Orbán: Hungary’s future at stake in ‘irreversible’ migration vote – TV2 interview
Budapest (MTI) – Commenting on the Oct. 2 referendum on European Union migrant quotas, Prime Minister Viktor Orbán said on Thursday in an interview: “We can’t afford to make a mistake on migration, because not only would our Hungary change but the Hungary of our children and our grandchildren would be very different…”
“There are some decisions that can be changed, but on the issue of migration this is something that, if we make a mistake, then we’ll never be able to alter it,” he told commercial broadcaster TV2. “This is what the endless internal disputes and tensions in western European countries are about,” Orbán added.
“People understand this situation, they know this is about the future of the country. Still, parties have different views, the left is generally pro-immigration and the right wants to keep the country as it is. Those who don’t take part in Sunday’s referendum leave the decision to those who do,” the prime minister said.

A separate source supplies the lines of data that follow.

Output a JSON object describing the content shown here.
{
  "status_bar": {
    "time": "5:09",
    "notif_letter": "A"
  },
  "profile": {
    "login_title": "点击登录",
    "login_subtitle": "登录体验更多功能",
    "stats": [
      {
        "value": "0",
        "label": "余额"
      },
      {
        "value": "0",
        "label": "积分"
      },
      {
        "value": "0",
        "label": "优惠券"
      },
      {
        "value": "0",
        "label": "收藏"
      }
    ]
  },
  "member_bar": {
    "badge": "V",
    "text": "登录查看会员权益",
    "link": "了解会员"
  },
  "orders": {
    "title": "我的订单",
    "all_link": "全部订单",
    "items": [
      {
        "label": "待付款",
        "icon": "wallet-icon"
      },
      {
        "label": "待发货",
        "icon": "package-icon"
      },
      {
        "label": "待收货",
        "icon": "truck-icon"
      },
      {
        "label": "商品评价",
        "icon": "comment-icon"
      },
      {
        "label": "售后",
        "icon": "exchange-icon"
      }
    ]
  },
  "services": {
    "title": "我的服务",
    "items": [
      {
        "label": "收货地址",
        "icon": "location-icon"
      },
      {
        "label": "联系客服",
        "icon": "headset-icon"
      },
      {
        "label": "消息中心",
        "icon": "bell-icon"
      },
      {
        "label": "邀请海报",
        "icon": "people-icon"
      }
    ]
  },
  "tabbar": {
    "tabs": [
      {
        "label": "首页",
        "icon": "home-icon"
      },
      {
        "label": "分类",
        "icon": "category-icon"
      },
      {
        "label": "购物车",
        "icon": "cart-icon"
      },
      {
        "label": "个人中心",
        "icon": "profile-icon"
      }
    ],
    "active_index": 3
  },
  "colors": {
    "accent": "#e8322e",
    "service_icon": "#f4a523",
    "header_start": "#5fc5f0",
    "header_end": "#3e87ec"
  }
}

Orbán said that with the outcome of the referendum in hand, he would travel to Brussels next week to negotiate the quota regime. “The EU is a democratic community; if one nation is against a regulation, it cannot be forced upon it,” he said. “This is what I would like to enforce.”
Orbán said it was wrong that the EU had not made clear how people in trouble would be helped. “Several member states invited them to their country, but when they realised this would bring trouble, they had the idea to select the ones they wanted and to distribute the others. The most dangerous part of this is that there is no upper limit,” he added.

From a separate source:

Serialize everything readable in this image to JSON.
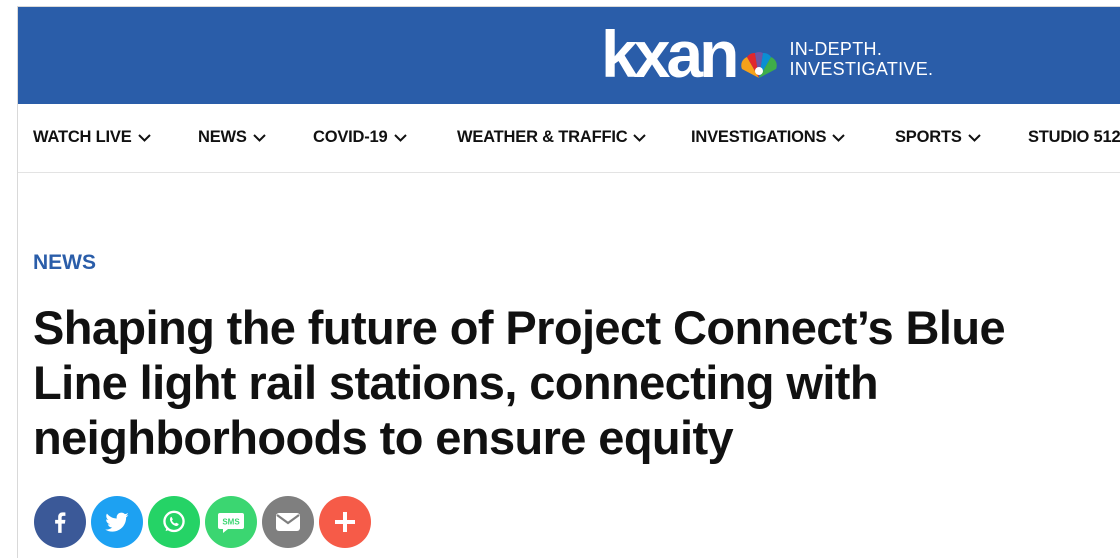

Hungary’s position, on the other hand, is that help should be taken to where it is really needed, Orbán said. Hungary also advocated border protection from the start as well as the standpoint that “it is we Hungarians who should decide with whom we want to live”.
“We don’t want public safety to deteriorate, we don’t want a terror threat or to change our way of life, our family ties, the way we think about women, the press or religious ideals,” he said.
Countries that have accepted migrants have scattered them around villages and cities, he said, adding that the same would happen in Hungary if migrants were forced upon it. The referendum is therefore not only a national affair but about the lives of every locality, the prime minister insisted.